In September 2006, the Province of New Brunswick created Rule 79 to make civil litigation faster and cheaper for individuals and small- to medium-sized businesses. Rule 79 is an option for claimants with relatively small claim amounts who wish to pursue relief through the courts without the additional steps – and related time and cost – required in the regular process.
You can now use Rule 79 for claims including debts and interests in real property or interests in personal property that involve $75,000 or less. You cannot use it for family law matters. If your claim exceeds the $75,000 threshold, you can still use Rule 79, but only if you give up your claim to the excess amount. If a party starts an action under the normal process, the party can choose to switch it to Rule 79, but only by amending the claim to less than $75,000. Similarly, a party can convert an action started under Rule 79 to a normal process by amending the claim to exceed $75,000.

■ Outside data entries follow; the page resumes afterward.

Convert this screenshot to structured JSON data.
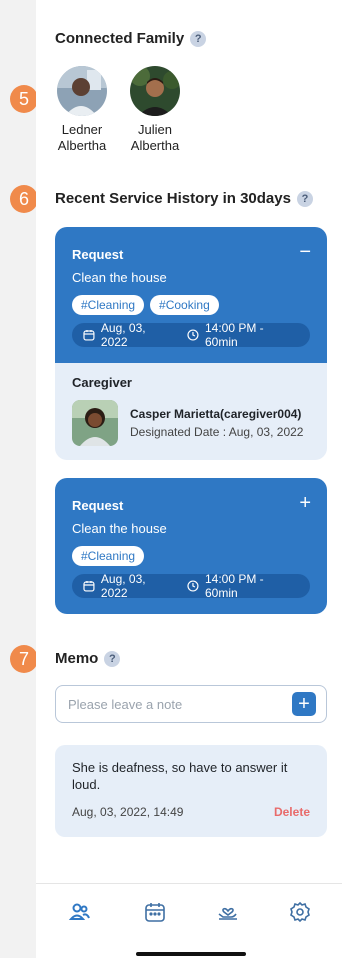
{
  "family": {
    "title": "Connected Family",
    "help": "?",
    "step": "5",
    "members": [
      {
        "first": "Ledner",
        "last": "Albertha"
      },
      {
        "first": "Julien",
        "last": "Albertha"
      }
    ]
  },
  "history": {
    "title": "Recent Service History in 30days",
    "help": "?",
    "step": "6",
    "cards": [
      {
        "label": "Request",
        "task": "Clean the house",
        "tags": [
          "#Cleaning",
          "#Cooking"
        ],
        "date": "Aug, 03, 2022",
        "time": "14:00 PM - 60min",
        "toggle": "−",
        "caregiver": {
          "label": "Caregiver",
          "name": "Casper Marietta(caregiver004)",
          "designated": "Designated Date : Aug, 03, 2022"
        }
      },
      {
        "label": "Request",
        "task": "Clean the house",
        "tags": [
          "#Cleaning"
        ],
        "date": "Aug, 03, 2022",
        "time": "14:00 PM - 60min",
        "toggle": "+"
      }
    ]
  },
  "memo": {
    "title": "Memo",
    "help": "?",
    "step": "7",
    "placeholder": "Please leave a note",
    "add": "+",
    "entry": {
      "text": "She is deafness, so have to answer it loud.",
      "timestamp": "Aug, 03, 2022, 14:49",
      "delete": "Delete"
    }
  },
  "tabbar": {
    "icons": [
      "family-icon",
      "calendar-icon",
      "care-icon",
      "gear-icon"
    ],
    "active_color": "#2f78c4",
    "inactive_color": "#3f6fa3"
  },
  "colors": {
    "primary": "#2f78c4",
    "step": "#f08a4b",
    "danger": "#e86b6b"
  }
}
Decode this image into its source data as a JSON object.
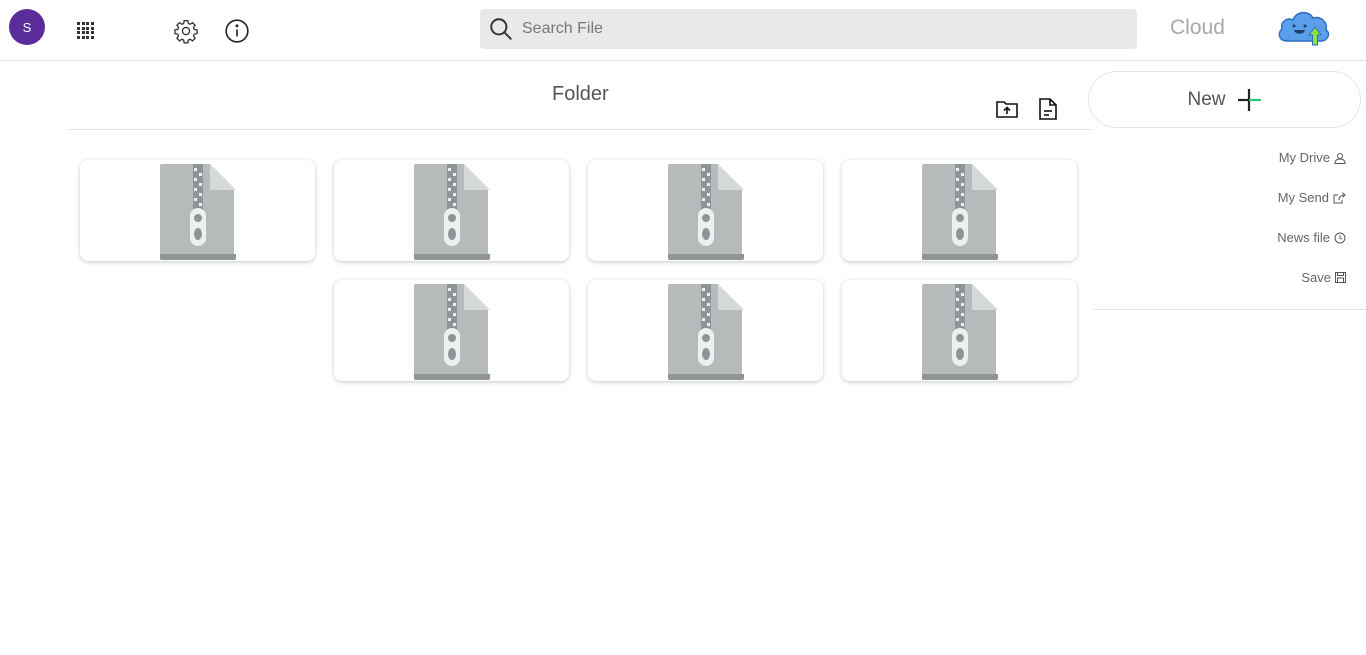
{
  "header": {
    "avatar_letter": "S",
    "search_placeholder": "Search File",
    "brand": "Cloud"
  },
  "folder": {
    "title": "Folder"
  },
  "files": [
    {
      "icon": "zip-file-icon"
    },
    {
      "icon": "zip-file-icon"
    },
    {
      "icon": "zip-file-icon"
    },
    {
      "icon": "zip-file-icon"
    },
    {
      "icon": "zip-file-icon"
    },
    {
      "icon": "zip-file-icon"
    },
    {
      "icon": "zip-file-icon"
    }
  ],
  "sidebar": {
    "new_label": "New",
    "items": [
      {
        "label": "My Drive",
        "icon": "user-icon"
      },
      {
        "label": "My Send",
        "icon": "share-icon"
      },
      {
        "label": "News file",
        "icon": "clock-icon"
      },
      {
        "label": "Save",
        "icon": "save-icon"
      }
    ]
  },
  "colors": {
    "avatar": "#5b2d9b",
    "plus_accent": "#2ec27e",
    "search_bg": "#e9e9e9",
    "zip_gray": "#b6babb"
  }
}
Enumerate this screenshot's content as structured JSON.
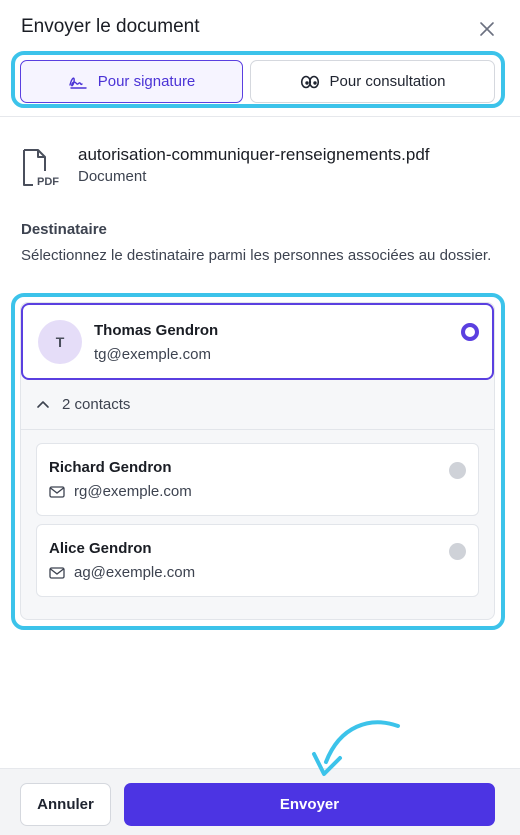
{
  "header": {
    "title": "Envoyer le document",
    "close_icon": "close-icon"
  },
  "tabs": [
    {
      "label": "Pour signature",
      "icon": "signature-icon",
      "selected": true
    },
    {
      "label": "Pour consultation",
      "icon": "eyes-icon",
      "selected": false
    }
  ],
  "document": {
    "icon": "pdf-file-icon",
    "icon_text": "PDF",
    "name": "autorisation-communiquer-renseignements.pdf",
    "type": "Document"
  },
  "recipient_section": {
    "label": "Destinataire",
    "description": "Sélectionnez le destinataire parmi les personnes associées au dossier."
  },
  "main_recipient": {
    "avatar_initial": "T",
    "name": "Thomas Gendron",
    "email": "tg@exemple.com",
    "selected": true
  },
  "contacts": {
    "toggle_label": "2 contacts",
    "expanded": true,
    "items": [
      {
        "name": "Richard Gendron",
        "email": "rg@exemple.com",
        "selected": false
      },
      {
        "name": "Alice Gendron",
        "email": "ag@exemple.com",
        "selected": false
      }
    ]
  },
  "footer": {
    "cancel_label": "Annuler",
    "send_label": "Envoyer"
  },
  "colors": {
    "accent": "#4c34e3",
    "highlight": "#3cc3ea",
    "avatar_bg": "#e5ddf8"
  }
}
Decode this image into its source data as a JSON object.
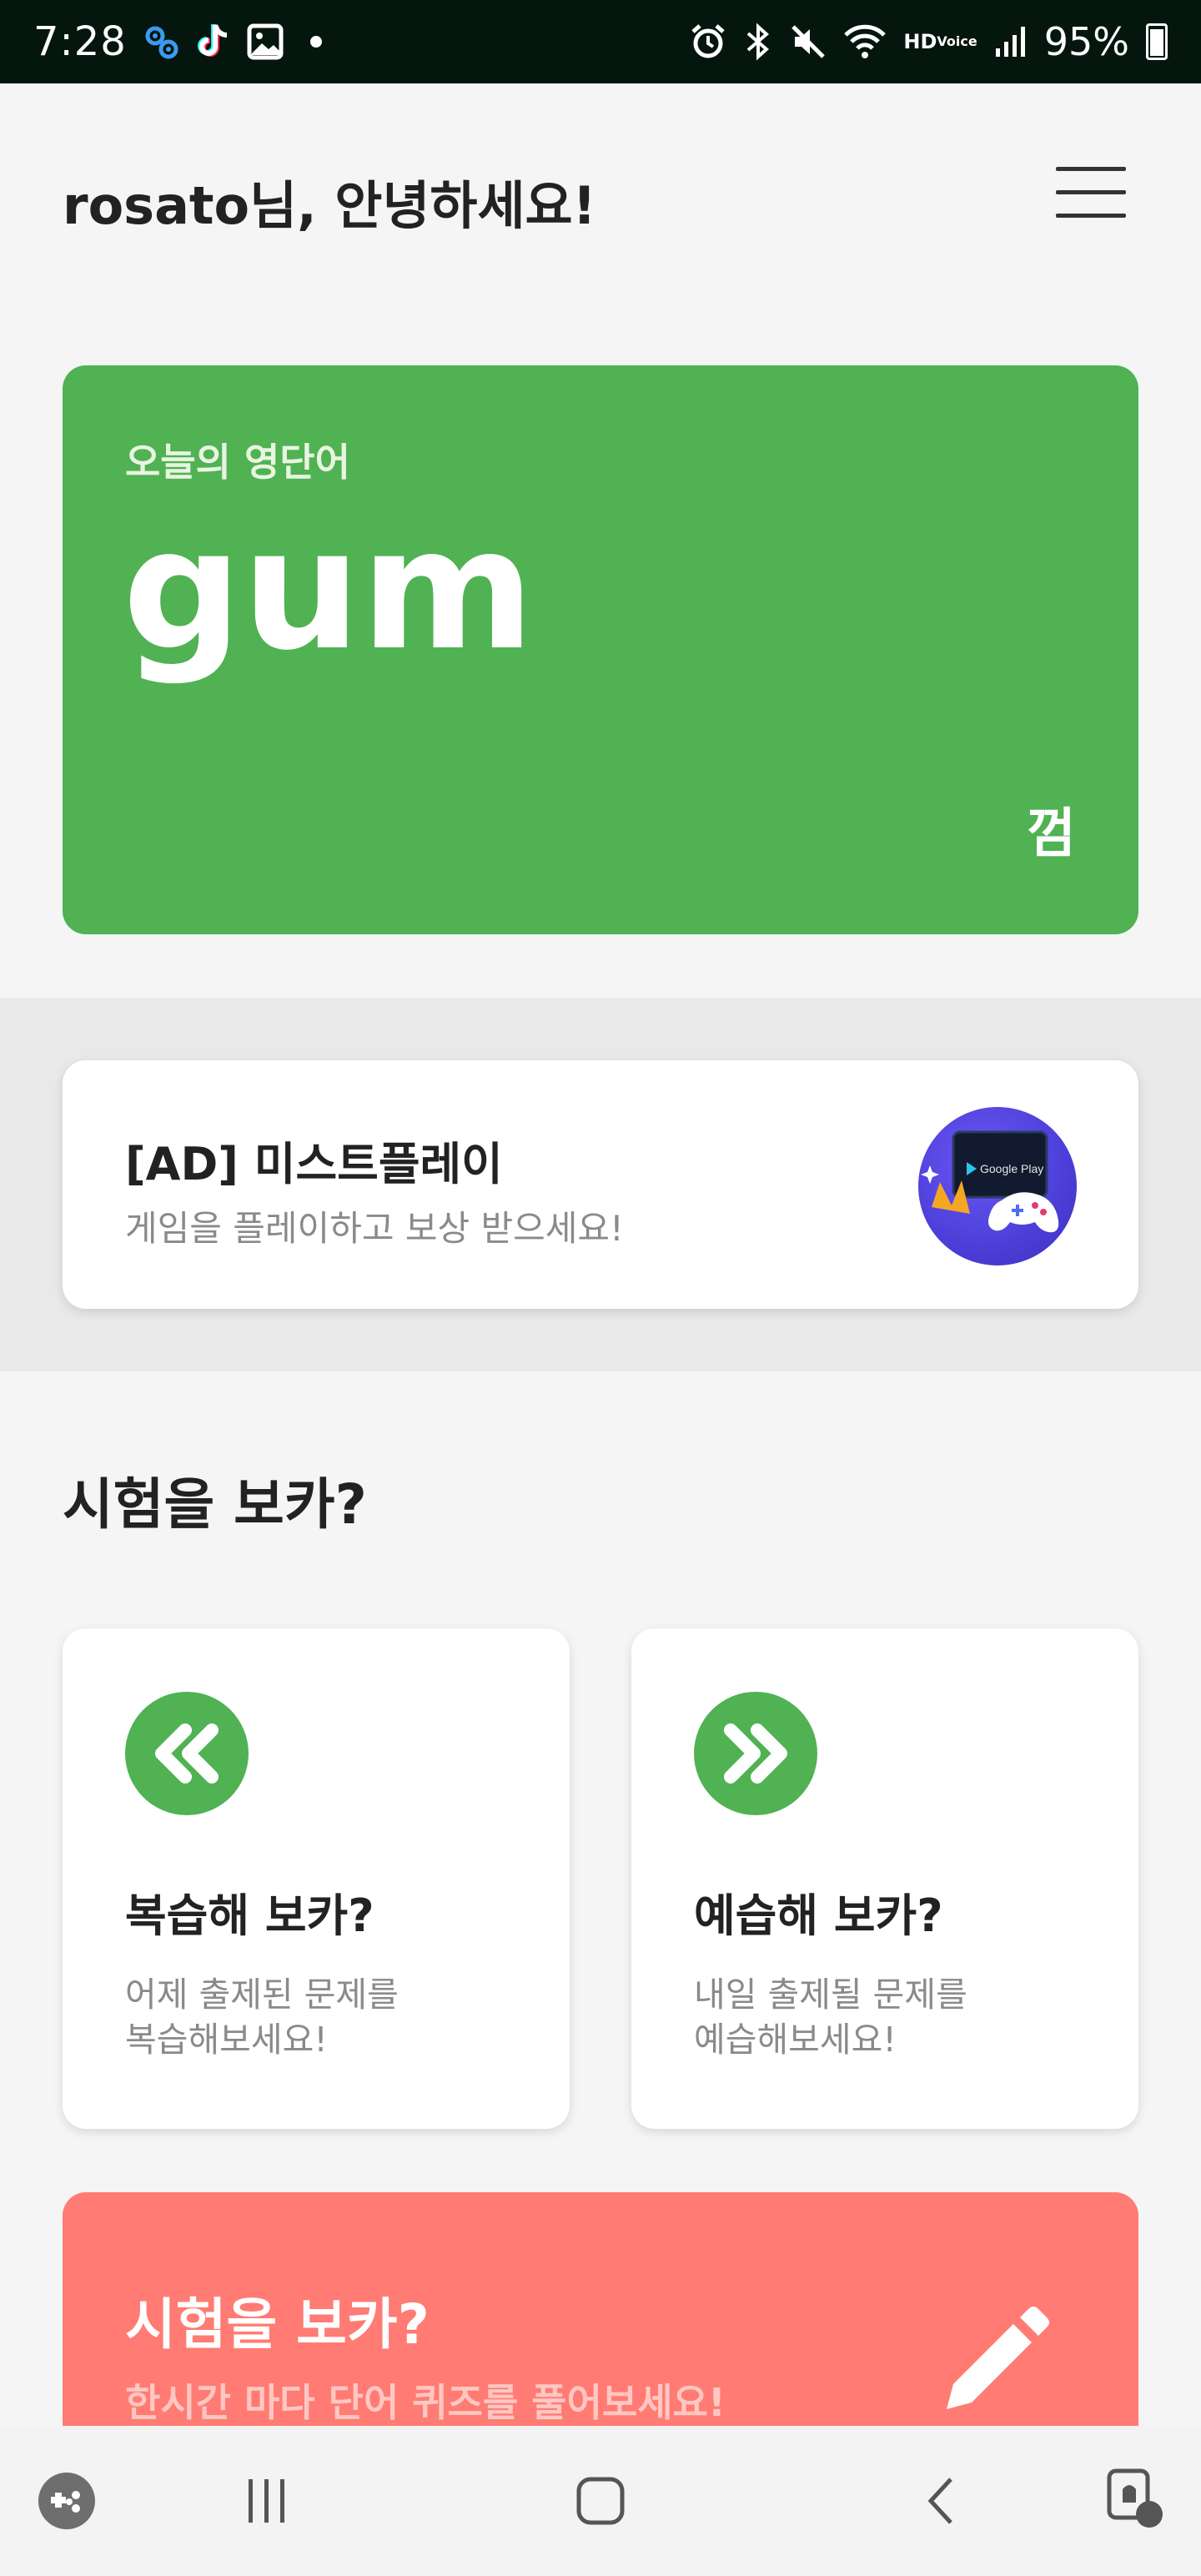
{
  "status_bar": {
    "time": "7:28",
    "battery_text": "95%",
    "hd_label_top": "HD",
    "hd_label_bottom": "Voice",
    "icons_left": [
      "settings-icon",
      "tiktok-icon",
      "gallery-icon",
      "notification-dot-icon"
    ],
    "icons_right": [
      "alarm-icon",
      "bluetooth-icon",
      "mute-icon",
      "wifi-icon",
      "signal-icon",
      "battery-icon"
    ]
  },
  "header": {
    "greeting": "rosato님, 안녕하세요!",
    "menu_icon": "hamburger-menu-icon"
  },
  "word_card": {
    "label": "오늘의 영단어",
    "word": "gum",
    "meaning": "껌",
    "color": "#50b253"
  },
  "ad": {
    "title": "[AD] 미스트플레이",
    "subtitle": "게임을 플레이하고 보상 받으세요!",
    "logo_text": "Google Play"
  },
  "section": {
    "title": "시험을 보카?"
  },
  "review_card": {
    "icon": "rewind-icon",
    "title": "복습해 보카?",
    "desc_line1": "어제 출제된 문제를",
    "desc_line2": "복습해보세요!"
  },
  "preview_card": {
    "icon": "fast-forward-icon",
    "title": "예습해 보카?",
    "desc_line1": "내일 출제될 문제를",
    "desc_line2": "예습해보세요!"
  },
  "quiz_card": {
    "title": "시험을 보카?",
    "subtitle": "한시간 마다 단어 퀴즈를 풀어보세요!",
    "icon": "pencil-icon",
    "color": "#ff7b73"
  },
  "nav_bar": {
    "items": [
      "game-launcher-icon",
      "recent-apps-icon",
      "home-icon",
      "back-icon",
      "assistant-icon"
    ]
  }
}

Rule 79 is intended to speed the process because it eliminates some steps and imposes tight deadlines:
• There is no oral “discovery” (ie., questioning under oath before the trial). Each party provides an Affidavit of Documents listing all relevant documents and the names of witnesses, and the parties exchange affidavits of witnesses or experts outlining the evidence related to the claim and which are to be relied upon at trial, rather than oral testimony before the Court;
• Informal settlement discussions are mandatory, and must be held within five (5) months of commencing the claim; a formal settlement conference can be held before a Judge by agreement of the parties;
• Trials should be held within seven (7) to eight (8) months from the commencement of the claim; because no witnesses are called at the trial, the length of the trial is much shorter;
• The successful party will receive costs.
You should strongly consider retaining legal counsel to ensure comprehensive and proper affidavits of witnesses or experts are prepared, because this is the only way evidence is put before the Court under Rule 79.
Until recently, Small Claims Court adjudicators heard and ruled on all actions for debt or damages (or a combination of the two) and recovery of personal property up to the value of $6,000. On July 15, 2010, the Province of New Brunswick abolished its Small Claims Courts and transferred these claims to the Court of Queen’s Bench under the newly introduced Rule 80. In addition, the Province substantially increased the claim amount from $6,000 to $30,000.
Individuals or small- to medium-sized businesses can now bring claims of $30,000 or less under Rule 80. However, Rule 80 does not apply to family law matters, matters involving title to, or interest in, lands, wills and estates entitlement matters, or claims for libel, slander, malicious arrest, malicious prosecution or false imprisonment. If a party’s claim is more than $30,000, Rule 80 is available if the party gives up the part of the claim over $30,000.
While Rule 80 is more formal than the previous small claims procedure, it is less complicated than a regular process. This should allow litigation to move faster, and thus cost less, making Rule 80 a valuable tool for claimants with claims of less than $30,000.
And what makes this significant – under a Rule 80 action, the losing party no longer has the right of a new trial. Instead, the only “appeal” is to seek permission from the Court of Appeal, and this option is only available where the issue is a “legal” one. Since there is no guaranteed “second chance”, it is very important to have proper legal advice at the outset of pursuing or defending the claim.